El cardenal Lienart ni siquiera abrió la cartera para comprobar su contenido.
– ¿Es que no va a abrirla?
– Querido Arcángel, quien pierde su fe, no puede perder nada más, y quien no tiene confianza en el hombre, no tiene ninguna en Dios. Usted jamás me engañaría, como tampoco yo a usted. Sabemos demasiado el uno del otro, y si el futuro es tal y como lo he planeado, usted, querido Maximilian, se convertirá en un arma de mi poder.
– Yo jamás volveré a ser una herramienta de su poder.
– ¿Por qué no? Lo importante no es la fuerza con la que se mida el poder, sino contar con el justo equilibrio para ejercerlo de forma efectiva y certera, sin compasión. El Papa suele decir que la Iglesia es la caricia del amor de Dios al mundo, pero lo peor de todo es que ese campesino de la Europa del Este jamás comprenderá que la Iglesia necesita a gente como yo, más a favor del golpe que de la caricia.
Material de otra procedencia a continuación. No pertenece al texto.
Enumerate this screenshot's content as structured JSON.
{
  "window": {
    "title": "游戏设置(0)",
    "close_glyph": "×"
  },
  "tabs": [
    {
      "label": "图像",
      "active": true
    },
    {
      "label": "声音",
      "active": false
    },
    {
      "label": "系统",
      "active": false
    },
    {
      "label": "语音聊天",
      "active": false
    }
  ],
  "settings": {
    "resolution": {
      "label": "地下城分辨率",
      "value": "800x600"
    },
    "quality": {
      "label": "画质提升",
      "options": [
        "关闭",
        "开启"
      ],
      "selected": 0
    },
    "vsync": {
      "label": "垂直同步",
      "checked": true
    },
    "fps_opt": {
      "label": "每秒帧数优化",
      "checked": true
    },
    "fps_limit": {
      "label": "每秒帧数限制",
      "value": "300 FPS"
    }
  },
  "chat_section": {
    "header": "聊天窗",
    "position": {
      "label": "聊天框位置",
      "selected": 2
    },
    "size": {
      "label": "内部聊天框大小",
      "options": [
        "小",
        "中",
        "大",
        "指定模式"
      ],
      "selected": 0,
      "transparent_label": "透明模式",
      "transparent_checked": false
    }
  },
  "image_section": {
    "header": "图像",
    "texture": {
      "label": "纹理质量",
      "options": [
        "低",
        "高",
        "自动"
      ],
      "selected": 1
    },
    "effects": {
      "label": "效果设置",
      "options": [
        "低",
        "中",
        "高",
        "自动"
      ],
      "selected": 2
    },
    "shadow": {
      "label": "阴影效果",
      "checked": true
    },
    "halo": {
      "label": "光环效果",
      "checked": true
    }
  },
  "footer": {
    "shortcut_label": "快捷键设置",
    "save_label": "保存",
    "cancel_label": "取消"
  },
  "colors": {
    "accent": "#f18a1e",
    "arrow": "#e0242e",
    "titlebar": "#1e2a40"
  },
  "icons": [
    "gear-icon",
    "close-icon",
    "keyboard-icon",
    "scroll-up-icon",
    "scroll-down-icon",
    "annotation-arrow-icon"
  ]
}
Yo soy un defensor, un guardián, un protector de la Iglesia, y por tanto, estoy poco predispuesto a acariciar a nadie. Si la crueldad que usted tanto critica es necesaria para mantener ese poder, entonces, para mí, la crueldad tiene corazón humano, y rostro humano los celos; el terror, la divina forma humana, y atuendo humano el secreto. No lo olvide nunca, Arcángel.
– Cada vez entiendo menos a los hombres como usted.
– ¿Por qué piensa eso? Usted es como yo. Un producto de los tiempos que nos ha tocado vivir. Usted y yo somos iguales, porque a los dos nos han obligado a adaptarnos a las circunstancias con las que debemos vivir -aseguró el cardenal secretario de Estado mientras caminaba alrededor de la fuente-. El cristianismo, tal y como lo planeó Nuestro Señor Jesucristo, podría llegar incluso a ser bueno si alguien intentara practicarlo, pero aquí, en el Vaticano del siglo XX, es difícil encontrar a alguien predispuesto a ejercerlo. Las palabras de Nuestro Señor Jesucristo quedan muy lejanas de la Santa Sede.
– Sólo estoy seguro de algo, eminencia. Si Jesucristo viviese hoy aquí, en su Vaticano, estoy seguro de que no sería una cosa: cristiano. Sólo espero que lo que está obteniendo supere lo que está sacrificando, y recuerde lo que hemos acordado. Si a alguna de esas cuatro personas le sucediese algo, volveré. Su destino estará escrito entonces, eminencia -replicó Max dirigiéndose hacia la salida del jardín.
– El destino es el que baraja las cartas, pero nosotros los que las jugamos. Adiós, Arcángel. Nos volveremos a ver -se despidió Lienart.
– Delo por seguro, eminencia. Algún día nos volveremos a ver. Algún día. No lo dude -le advirtió el Arcángel, perdiéndose entre las sombras de los jardines vaticanos con el mismo silencio con el que había llegado.
Lienart continuó su paseo de regreso hasta el Palacio Apostólico. Cuando se encontró en la soledad de su despacho, el secretario de Estado marcó el teléfono de monseñor Emery Mahoney.
– Venga usted a mi despacho inmediatamente y traiga el libro que tiene en su caja fuerte.
Unos minutos después, monseñor Mahoney golpeaba la puerta del despacho del todavía secretario de Estado de la Santa Sede.
– ¿Me ha mandado llamar, eminencia?
– Sí, pase y cierre la puerta.
Mahoney se acercó hasta el cardenal, colocó su rodilla en tierra y besó el anillo con el sello del dragón alado. En su mano portaba el libro del evangelio de Judas.
– Aquí está el libro hereje, eminencia. ¿Qué quiere que haga con él?
– Quemarlo en el fuego purificador. Ese libro, junto a la carta de Eliezer, que me acaban de entregar, será pasto de las llamas. Ocúpese usted de que así sea. Esta misma noche quiero que estos dos documentos herejes ardan en el infierno. ¿Me ha entendido bien, monseñor?
– Sí, eminencia. Así lo haré -respondió Mahoney mientras se retiraba hacia la salida.
– Por cierto, monseñor -dijo Lienart, deteniendo a su secretario-, ordene a los hermanos Alvarado, Pontius y Cornelius que regresen a sus quehaceres en los monasterios de Irache, Haghartsin y Ettal, hasta que el Círculo sea nuevamente convocado. Dígales también que estoy orgulloso de ellos y que espero que recen por nuestros hermanos que han perdido la vida en defensa de la fe. Nosotros oraremos también por las almas de nuestros hermanos Ferrell, Lauretta, Osmund y Reyes. Ahora vaya en paz.